Even before the pandemic, tourism was adversely impacted by the collapse of low-cost carrier WOW Air in March 2019, compounded by the grounding of the country’s flag carrier airline Icelandair’s Boeing 737 Max in March, after two new airplanes crashed in the preceding five months, killing hundreds of people aboard. As a result, tourist arrivals fell in 2019 by 14.1% y-o-y to 2,013,190 people, in sharp contrast to the average growth of 24% annually from 2013 to 2018.

Tourism accounts for almost 9% of Iceland’s GDP and 39% of total exports revenues.
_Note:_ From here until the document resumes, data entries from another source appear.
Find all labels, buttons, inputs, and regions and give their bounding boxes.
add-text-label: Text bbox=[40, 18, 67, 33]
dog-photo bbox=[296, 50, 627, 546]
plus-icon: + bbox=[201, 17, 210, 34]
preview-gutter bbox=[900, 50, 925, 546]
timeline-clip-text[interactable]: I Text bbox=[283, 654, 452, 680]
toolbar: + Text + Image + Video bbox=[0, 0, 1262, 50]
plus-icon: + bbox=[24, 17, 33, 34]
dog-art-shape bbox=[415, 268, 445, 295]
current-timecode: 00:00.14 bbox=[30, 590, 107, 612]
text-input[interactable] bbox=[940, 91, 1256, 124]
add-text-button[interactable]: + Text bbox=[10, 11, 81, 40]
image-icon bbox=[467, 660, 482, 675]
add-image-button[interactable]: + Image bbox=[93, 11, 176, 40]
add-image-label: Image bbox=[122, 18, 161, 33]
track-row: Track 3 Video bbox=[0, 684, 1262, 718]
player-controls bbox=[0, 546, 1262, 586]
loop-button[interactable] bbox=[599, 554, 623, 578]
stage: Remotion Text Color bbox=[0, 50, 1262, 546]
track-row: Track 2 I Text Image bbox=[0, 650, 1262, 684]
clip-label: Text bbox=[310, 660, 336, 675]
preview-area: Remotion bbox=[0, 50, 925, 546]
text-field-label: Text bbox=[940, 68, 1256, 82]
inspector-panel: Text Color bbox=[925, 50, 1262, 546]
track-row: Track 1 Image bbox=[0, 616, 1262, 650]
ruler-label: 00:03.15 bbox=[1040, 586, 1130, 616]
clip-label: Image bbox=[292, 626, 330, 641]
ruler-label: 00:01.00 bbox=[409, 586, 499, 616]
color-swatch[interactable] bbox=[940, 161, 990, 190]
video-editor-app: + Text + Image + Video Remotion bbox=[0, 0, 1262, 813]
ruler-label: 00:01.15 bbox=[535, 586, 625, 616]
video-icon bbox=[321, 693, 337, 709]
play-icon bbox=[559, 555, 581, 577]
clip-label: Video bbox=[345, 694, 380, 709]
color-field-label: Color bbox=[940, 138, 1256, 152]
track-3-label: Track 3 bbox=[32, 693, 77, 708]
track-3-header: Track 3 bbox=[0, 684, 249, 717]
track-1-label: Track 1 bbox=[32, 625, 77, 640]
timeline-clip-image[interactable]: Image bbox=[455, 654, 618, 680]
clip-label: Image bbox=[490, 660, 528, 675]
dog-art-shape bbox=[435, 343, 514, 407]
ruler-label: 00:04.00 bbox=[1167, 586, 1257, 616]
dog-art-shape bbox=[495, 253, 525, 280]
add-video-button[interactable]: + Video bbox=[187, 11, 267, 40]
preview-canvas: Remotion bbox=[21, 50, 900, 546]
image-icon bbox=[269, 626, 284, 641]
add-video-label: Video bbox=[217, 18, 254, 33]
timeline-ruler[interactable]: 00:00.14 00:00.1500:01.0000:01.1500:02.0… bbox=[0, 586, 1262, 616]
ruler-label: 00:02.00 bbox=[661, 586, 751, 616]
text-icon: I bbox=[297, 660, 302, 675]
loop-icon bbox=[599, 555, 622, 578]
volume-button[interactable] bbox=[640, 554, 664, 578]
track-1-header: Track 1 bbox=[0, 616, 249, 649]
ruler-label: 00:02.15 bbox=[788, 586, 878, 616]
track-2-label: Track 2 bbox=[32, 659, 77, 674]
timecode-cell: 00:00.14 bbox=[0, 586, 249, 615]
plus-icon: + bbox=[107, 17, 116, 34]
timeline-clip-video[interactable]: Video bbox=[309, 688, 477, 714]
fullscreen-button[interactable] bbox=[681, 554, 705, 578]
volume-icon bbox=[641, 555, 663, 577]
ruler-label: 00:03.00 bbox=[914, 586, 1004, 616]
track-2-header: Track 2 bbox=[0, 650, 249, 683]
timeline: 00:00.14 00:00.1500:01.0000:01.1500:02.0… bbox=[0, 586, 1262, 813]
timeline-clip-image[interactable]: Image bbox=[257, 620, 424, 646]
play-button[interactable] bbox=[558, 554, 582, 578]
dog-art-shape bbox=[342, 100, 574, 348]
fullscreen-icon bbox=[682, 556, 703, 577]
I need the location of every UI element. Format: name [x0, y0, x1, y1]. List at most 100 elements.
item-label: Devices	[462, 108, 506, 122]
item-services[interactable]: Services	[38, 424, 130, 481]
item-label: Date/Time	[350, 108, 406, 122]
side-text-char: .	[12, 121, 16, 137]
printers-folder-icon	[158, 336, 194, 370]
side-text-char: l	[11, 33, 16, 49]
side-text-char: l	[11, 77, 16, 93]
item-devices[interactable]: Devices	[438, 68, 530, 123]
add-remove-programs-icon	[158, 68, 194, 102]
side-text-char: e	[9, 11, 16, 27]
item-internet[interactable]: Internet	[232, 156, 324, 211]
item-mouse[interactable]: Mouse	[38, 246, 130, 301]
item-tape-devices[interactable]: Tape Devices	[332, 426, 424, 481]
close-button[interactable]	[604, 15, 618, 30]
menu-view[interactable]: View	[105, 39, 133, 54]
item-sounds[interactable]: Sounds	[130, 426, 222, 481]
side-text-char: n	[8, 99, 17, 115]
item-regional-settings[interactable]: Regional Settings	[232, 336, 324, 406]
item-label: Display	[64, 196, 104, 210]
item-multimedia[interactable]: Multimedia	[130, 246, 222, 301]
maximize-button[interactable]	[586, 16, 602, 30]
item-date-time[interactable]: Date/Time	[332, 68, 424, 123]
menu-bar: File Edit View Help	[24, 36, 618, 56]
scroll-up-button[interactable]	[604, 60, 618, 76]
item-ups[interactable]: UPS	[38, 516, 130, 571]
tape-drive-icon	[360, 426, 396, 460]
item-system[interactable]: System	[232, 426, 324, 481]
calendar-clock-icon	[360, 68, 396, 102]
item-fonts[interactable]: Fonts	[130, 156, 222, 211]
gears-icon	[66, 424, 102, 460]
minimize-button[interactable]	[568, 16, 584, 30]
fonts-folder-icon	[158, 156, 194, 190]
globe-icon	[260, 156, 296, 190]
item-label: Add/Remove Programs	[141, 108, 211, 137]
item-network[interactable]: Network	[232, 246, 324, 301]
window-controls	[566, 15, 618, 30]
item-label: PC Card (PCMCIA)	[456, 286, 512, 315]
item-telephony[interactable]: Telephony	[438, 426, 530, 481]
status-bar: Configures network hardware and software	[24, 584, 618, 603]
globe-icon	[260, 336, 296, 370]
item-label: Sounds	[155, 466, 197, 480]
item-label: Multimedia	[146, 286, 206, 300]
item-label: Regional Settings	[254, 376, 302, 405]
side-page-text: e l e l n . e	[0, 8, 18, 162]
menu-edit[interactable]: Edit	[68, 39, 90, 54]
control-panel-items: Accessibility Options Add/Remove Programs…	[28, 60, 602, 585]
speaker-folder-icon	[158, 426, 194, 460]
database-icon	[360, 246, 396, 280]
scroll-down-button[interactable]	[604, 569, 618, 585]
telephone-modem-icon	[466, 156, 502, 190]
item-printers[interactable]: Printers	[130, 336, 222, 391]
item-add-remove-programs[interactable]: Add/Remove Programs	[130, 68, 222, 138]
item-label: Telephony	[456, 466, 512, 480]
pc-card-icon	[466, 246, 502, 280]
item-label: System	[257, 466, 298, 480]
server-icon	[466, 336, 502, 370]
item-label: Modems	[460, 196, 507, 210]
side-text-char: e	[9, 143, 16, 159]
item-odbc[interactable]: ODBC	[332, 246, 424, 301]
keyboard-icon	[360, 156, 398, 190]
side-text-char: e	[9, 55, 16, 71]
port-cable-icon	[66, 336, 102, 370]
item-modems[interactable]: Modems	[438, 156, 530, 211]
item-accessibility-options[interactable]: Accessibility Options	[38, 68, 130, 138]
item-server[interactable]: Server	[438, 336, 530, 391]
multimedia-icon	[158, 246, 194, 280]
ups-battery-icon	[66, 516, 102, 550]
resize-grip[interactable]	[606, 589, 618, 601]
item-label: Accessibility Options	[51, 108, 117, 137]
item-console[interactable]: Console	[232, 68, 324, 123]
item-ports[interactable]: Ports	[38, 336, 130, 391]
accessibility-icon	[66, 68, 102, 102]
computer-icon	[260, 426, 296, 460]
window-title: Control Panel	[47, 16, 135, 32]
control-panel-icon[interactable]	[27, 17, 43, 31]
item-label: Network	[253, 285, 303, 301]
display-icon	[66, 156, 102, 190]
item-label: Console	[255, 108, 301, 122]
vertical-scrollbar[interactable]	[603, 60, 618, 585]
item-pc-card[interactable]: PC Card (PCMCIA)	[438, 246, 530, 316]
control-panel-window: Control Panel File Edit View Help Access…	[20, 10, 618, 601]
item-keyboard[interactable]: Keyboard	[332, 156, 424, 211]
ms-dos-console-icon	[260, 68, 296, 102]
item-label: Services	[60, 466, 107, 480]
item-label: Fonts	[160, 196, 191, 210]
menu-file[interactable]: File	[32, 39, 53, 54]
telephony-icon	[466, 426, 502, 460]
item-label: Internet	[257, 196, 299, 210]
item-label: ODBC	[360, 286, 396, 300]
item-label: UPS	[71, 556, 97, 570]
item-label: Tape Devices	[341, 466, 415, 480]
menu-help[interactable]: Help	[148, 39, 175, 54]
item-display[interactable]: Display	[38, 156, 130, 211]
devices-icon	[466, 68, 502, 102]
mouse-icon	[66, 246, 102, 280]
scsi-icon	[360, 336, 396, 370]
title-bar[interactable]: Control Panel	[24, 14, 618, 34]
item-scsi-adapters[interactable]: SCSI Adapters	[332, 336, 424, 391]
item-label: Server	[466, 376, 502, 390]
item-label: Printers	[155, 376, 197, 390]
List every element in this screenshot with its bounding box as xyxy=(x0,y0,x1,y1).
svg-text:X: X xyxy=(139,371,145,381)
Pandemic-induced economic contraction

Iceland’s economy contracted by 6.6% during 2020 – its worst performance since 2009. The economy is expected to grow by 3.7% this year, according to IMF projections – still not enough to offset the decline last year.

“The outlook remains challenging,” said the IMF. “A modest recovery is projected to take hold this year, but uncertainty remains large. Recovery prospects in the tourism sector and the economy depend on control of the epidemic and progress in global and domestic vaccine distribution.”

Iceland gdp inflation

From 2004 to 2007, Iceland’s average GDP growth was 7.2% annually, partly because the banking sector went on an ill-advised global lending binge.

However during the global crisis, three of Iceland’s largest banks-Glitnir, Landsbanki, and Kaupthing-collapsed, defaulting on US$85 billion of debts in 2008. Economic growth slowed sharply in 2008, and contracted by a huge 7.7% in 2009 and by another 2.8% in 2010. Iceland’s external debt ballooned to ISK14.88 trillion (US$120.9 billion) in 2008, up 99% from a year earlier. It further rose to ISK15.21 trillion (US$123.6 billion) in 2009.

The economy recovered since, with an annual average growth of 3.5% from 2011 to 2019. In line with this, external debt started to fall again. By 2019, the country’s external debt was just ISK 2.32 trillion (US$18.8 billion), according to the Central Bank of Iceland.

Despite the pandemic, the external debt increased only modestly to ISK 2.45 trillion (US$19.9 billion) in Q1 2021.

Though the general government deficit widened to 7.3% of GDP in 2020, a sharp rise from a shortfall of 1.5% in 2019 and surpluses of 0.9% in 2018, 1% in 2017 and 12.5% in 2016, due to a surge in government spending, coupled with lower revenues.

Iceland unemployment

In April 2021, the seasonally-adjusted unemployment rate stood at 8.6%, up from 6.3% in April 2020 and 3.2% two years ago, according to Statistics Iceland.

With a population of only 364,000 in 2020, Iceland is one of the wealthiest and most developed countries in the world. GDP per capita is currently at US$65,000. This small country has also low taxes compared to other OECD countries. The economy is heavily dependent on fishing, which provides 40% of export revenues and employs 7% of the workforce. However in recent years, the country diversified into manufacturing and service industries - most notably, tourism.